Based on a user study conducted with 10 different test persons, we evaluated the feasibility of our proposed method. Each test person was supposed to execute the presented gestures given in Fig. 2. Each gesture was performed ten times above the sensing area. The result is evaluated and summarized in the confusion matrix, which is shown in Table 2.

Table 2. The table shows the confusion matrix.

From the confusion matrix given in Table 2, we can seen that the circular movements can be detected with a true positive rate of more than 98 %, while the other simple linear gestures can be assigned a true positive rate of more than 90 % as well. It is quite apparent, that the performed circular movements clockwise or anticlockwise are recognized with very high accuracy, while the simple linear movements are less accurate, but still with a detection rate of over 90 %. Simple linear movements is less error prone, since the capacitive sensing area is too sensitive, that it measures every tiny movements above the sensing area. The recoginition rate is high, if the gesture are clearly performed.

To have a more precise expression of how the method works, we use the precision and recall matrix (Table 3).

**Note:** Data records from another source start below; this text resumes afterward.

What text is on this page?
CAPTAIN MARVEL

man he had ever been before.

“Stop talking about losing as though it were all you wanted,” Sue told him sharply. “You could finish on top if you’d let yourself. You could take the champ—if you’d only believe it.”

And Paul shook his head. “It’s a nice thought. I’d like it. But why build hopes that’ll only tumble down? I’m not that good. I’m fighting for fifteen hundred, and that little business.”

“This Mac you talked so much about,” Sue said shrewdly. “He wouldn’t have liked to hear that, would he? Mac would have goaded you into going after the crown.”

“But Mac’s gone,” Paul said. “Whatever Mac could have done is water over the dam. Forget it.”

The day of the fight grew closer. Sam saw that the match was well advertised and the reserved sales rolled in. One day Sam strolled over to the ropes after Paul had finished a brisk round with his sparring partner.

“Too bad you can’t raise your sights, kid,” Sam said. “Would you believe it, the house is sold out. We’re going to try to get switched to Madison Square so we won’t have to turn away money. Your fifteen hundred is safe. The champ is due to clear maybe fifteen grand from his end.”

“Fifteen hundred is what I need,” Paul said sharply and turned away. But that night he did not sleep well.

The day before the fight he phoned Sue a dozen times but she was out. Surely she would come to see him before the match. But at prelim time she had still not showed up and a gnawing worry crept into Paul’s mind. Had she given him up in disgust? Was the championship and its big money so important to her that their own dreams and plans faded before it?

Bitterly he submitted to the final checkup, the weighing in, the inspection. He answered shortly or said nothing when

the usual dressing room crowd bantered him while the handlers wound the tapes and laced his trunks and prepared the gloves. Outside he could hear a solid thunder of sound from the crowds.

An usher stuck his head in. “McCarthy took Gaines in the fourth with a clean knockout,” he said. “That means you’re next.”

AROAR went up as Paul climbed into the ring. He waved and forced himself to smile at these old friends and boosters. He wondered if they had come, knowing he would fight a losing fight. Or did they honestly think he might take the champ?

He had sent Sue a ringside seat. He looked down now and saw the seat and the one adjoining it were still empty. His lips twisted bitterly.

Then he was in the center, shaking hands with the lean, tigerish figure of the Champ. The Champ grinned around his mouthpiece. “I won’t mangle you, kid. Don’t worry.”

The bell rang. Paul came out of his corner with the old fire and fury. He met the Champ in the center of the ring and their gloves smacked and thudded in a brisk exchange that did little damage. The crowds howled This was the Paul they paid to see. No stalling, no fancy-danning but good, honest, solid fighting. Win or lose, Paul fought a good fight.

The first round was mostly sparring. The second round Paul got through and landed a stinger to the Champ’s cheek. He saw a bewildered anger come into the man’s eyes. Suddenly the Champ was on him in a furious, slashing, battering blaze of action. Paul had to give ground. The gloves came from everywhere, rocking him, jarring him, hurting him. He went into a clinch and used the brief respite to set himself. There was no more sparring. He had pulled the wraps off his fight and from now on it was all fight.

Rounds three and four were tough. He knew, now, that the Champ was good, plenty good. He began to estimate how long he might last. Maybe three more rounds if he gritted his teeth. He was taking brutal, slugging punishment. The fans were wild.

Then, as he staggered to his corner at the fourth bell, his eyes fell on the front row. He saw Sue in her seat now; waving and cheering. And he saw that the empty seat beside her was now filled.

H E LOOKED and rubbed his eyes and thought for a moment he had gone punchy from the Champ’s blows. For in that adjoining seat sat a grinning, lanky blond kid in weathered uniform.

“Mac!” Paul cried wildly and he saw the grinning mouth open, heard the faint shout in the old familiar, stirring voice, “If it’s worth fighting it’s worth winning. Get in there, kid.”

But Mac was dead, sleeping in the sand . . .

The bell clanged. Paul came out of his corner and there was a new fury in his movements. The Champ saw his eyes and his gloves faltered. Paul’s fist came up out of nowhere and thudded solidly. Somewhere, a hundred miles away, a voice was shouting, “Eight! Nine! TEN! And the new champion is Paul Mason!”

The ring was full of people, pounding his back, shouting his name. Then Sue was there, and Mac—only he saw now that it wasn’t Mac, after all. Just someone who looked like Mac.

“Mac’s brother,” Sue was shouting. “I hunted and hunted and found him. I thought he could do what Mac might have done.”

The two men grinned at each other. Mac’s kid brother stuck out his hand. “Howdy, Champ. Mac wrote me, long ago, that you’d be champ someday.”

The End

Table 3. The table shows the precision and recall matrix.

5 Conclusion and Outlook

In this paper, the proposed gesture recognition was successfully realized using dynamic time warping method. A user study is conveyed and the results are evaluated and summarized. It showed that the circular movements clockwise or anticlockwise can be detected with very high accuracy, while the simple linear movements are somehow not so error prone. But all in all, the allowed gestures can be detected with quite high certainty in real time. The implementation is simple and can be coded on a simple micro-controller. In the near future, further goal is to expand gesture recognition with both hands accomplishing different more complicated gestures on the left and right side of the sensor board. We hope to allow more complex interactions with the environment, such as turning a virtual key gestures, and further more natural gestures performed with both hands.